- Bridgeman in 1963
- Born: Maurice Richard Bridgeman 26 January 1904 London, England
- Died: 18 May 1980 (aged 76) London, England
- Education: Eton College Trinity College, Cambridge
- Spouse: Diana Mary Erica Wilson ​ ​(m. 1933; died 1979)​
- Parents: William Bridgeman (father); Caroline Parker (mother);
- Relatives: Geoffrey Bridgeman (brother) Robert Bridgeman (brother) Tessa Bridgeman (daughter)

4th Chairman of BP
- In office 1975–1981
- Preceded by: Sir Neville Gass
- Succeeded by: Sir Eric Drake

= Maurice Bridgeman =

British businessman and civil servant (1904–1980)

Sir Maurice Richard Bridgeman (26 January 1904 – 18 June 1980) was an English oilman. Bridgeman was the fourth chairman of the board of BP, serving from 1960 to 1969.

==Biography==
Bridgeman was the third son of the William Bridgeman, 1st Viscount Bridgeman, and Caroline, Viscountess Bridgeman, DBE (née Parker), and younger brother of the 2nd Viscount. He was educated at Eton College, Berkshire and at Trinity College, Cambridge.

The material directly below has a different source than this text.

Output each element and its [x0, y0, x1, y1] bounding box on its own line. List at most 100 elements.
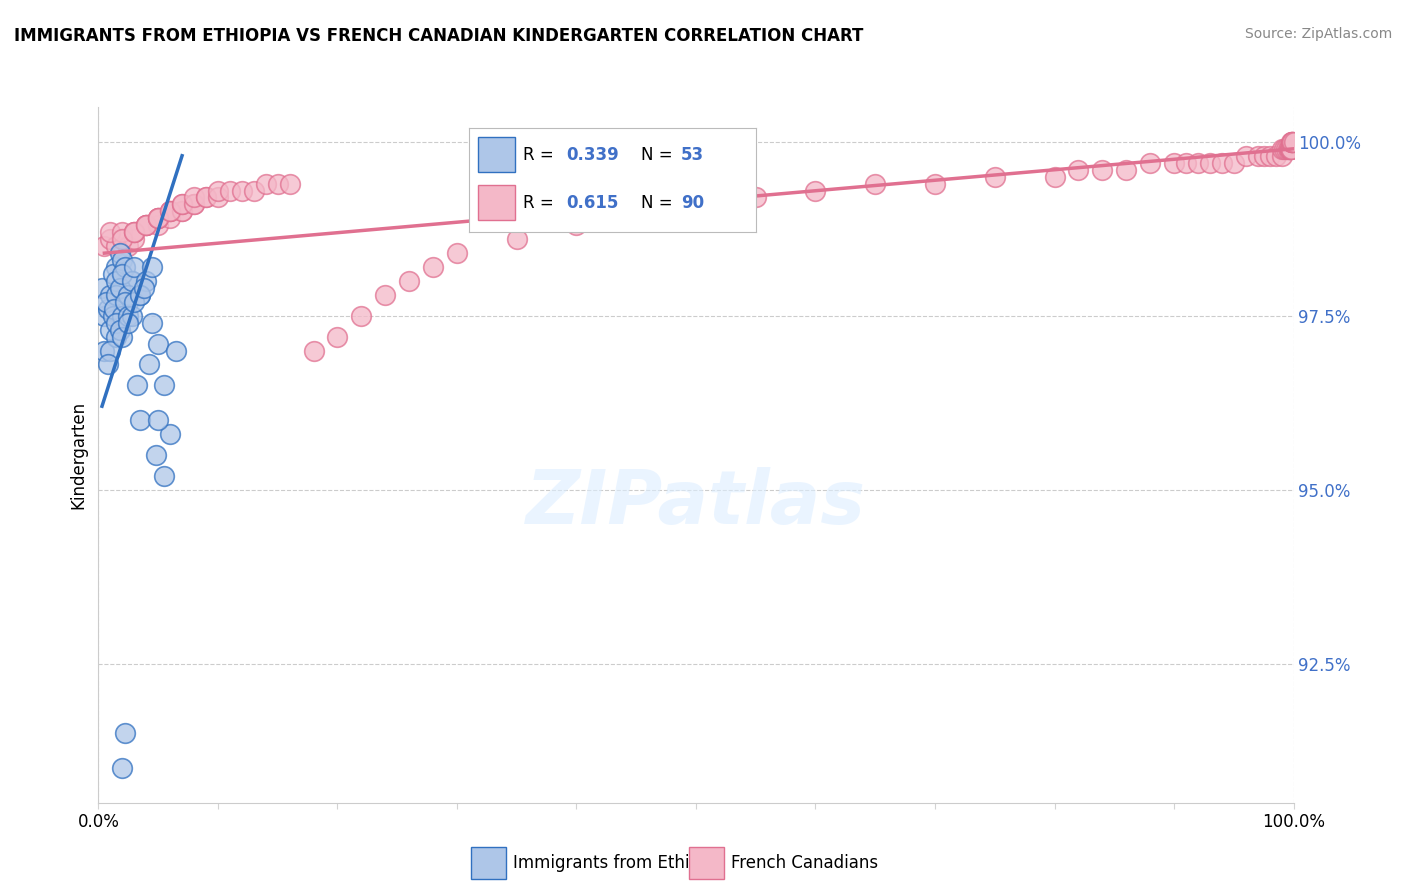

In 1939, Bridgeman was petroleum advisor to the Ministry of Economic Warfare, and, from 1944–46, as Principal Assistant Secretary to the Ministry of Fuel & Power. From 1960-69, he was chairman of BP. Bridgeman was honoured as a Commander of the Order of the British Empire in 1946 and later as a Knight Commander (KBE) in 1964. He was also a Knight of the Most Venerable Order of the Hospital of St John of Jerusalem.

==Family==
Bridgeman married Diana Mary Erica Wilson, daughter of metal broker Humphrey Minto Wilson, on 23 February 1933. They had four daughters (Erica Jane Bridgeman, b. 20 April 1934; Teresa Anne Bridgeman, 25 October 1937 - 25 May 2019; Elizabeth Caroline Bridgeman, b. 15 March 1944; Rachel Diana Bridgeman, b. 9 March 1947).

==Death==
Bridgeman died on 18 June 1980, aged 76.